Странный вопрос! Уж не Николая ли Николаевича?.. .
— Там бывала одна старшая...
Капитан, гася окурок, задержал руку.
— Кто же?..
— Майина бабушка...— Клим вспомнил: действительно, к ним иногда заглядывала старушка, жившая за стеной: «И чего вы гогочете, ровно гуси — го-го-го! Спать не даете: у меня сквозь стенку все слышно!»
— Значит, вы встречались только впятером и держали это от всех в строгом секрете?
Ну вот! К чему им хранить свой идеи в секрете? Наоборот! Последнее время у Широковой собиралось столько народу — яблоку негде упасть!
— И чем же вы занимались на ваших... сходках?
— Да все то же самое, товарищ капитан!

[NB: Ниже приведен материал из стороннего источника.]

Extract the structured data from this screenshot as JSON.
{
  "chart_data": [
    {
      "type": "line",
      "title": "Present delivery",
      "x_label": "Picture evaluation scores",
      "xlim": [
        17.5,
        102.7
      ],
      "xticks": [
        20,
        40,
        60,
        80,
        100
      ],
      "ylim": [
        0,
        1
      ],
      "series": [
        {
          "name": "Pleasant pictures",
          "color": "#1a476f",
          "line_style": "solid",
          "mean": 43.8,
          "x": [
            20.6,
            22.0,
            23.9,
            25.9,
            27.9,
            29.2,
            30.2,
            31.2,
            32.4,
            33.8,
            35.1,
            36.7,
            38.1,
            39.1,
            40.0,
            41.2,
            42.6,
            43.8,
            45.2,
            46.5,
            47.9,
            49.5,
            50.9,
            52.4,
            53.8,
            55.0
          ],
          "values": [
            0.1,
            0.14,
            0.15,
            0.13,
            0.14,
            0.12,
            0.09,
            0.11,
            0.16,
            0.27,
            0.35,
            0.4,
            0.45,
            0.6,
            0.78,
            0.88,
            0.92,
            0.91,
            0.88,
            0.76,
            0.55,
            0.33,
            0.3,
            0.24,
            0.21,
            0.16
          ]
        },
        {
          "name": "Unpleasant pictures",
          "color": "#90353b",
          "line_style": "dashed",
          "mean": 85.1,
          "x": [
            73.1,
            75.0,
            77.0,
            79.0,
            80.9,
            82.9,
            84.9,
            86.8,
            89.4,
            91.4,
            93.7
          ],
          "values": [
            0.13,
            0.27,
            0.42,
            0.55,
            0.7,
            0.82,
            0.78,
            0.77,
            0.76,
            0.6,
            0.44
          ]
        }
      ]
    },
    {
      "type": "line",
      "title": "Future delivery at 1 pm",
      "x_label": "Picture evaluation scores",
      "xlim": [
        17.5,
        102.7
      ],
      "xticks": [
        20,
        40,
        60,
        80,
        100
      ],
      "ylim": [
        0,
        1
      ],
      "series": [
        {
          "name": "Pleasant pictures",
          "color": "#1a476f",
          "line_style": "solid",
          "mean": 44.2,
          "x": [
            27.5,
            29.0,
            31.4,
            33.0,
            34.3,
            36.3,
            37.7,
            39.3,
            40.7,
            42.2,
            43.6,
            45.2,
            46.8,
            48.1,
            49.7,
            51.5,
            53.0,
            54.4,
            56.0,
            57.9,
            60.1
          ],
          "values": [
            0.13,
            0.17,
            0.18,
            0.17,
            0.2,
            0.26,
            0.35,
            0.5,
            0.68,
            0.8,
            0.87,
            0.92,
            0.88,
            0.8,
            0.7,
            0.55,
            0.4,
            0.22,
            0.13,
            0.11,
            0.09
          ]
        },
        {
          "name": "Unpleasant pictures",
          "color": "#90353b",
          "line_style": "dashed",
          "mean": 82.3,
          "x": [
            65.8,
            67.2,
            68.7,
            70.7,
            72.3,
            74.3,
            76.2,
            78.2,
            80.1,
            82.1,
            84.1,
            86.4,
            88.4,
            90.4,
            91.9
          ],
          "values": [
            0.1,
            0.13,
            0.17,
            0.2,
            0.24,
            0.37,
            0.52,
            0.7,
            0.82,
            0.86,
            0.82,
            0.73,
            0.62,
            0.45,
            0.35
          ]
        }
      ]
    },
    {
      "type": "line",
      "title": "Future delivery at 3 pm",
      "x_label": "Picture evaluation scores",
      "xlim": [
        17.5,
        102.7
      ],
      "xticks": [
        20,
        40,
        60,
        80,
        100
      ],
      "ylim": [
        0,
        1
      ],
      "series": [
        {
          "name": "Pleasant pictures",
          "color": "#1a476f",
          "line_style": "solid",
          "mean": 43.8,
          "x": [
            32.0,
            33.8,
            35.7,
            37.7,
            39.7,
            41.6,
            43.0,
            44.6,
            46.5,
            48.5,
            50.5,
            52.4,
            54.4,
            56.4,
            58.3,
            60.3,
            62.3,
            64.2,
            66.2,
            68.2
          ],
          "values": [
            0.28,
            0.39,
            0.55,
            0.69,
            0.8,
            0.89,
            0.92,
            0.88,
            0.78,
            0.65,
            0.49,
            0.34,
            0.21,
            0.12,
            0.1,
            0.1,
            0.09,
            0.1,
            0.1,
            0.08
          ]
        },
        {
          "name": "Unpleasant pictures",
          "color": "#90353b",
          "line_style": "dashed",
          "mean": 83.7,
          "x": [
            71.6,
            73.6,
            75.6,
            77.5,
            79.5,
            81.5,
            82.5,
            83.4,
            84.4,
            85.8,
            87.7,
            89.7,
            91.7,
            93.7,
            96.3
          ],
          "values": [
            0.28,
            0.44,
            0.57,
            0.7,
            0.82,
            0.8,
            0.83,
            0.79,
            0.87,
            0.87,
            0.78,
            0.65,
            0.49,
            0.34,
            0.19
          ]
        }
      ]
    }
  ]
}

Спорили...
— Да-да, понимаю...— капитан улыбнулся, вздохнул. — Споры, споры... В спорах рождается истина... Так о чем же вы спорили?
— Да обо всем...— Клим попытался припомнить жаркие, порой бестолковые схватки. — Даже о танцах, например...
— О танцах?..
Ему доставил удовольствие недоуменный тон капитана.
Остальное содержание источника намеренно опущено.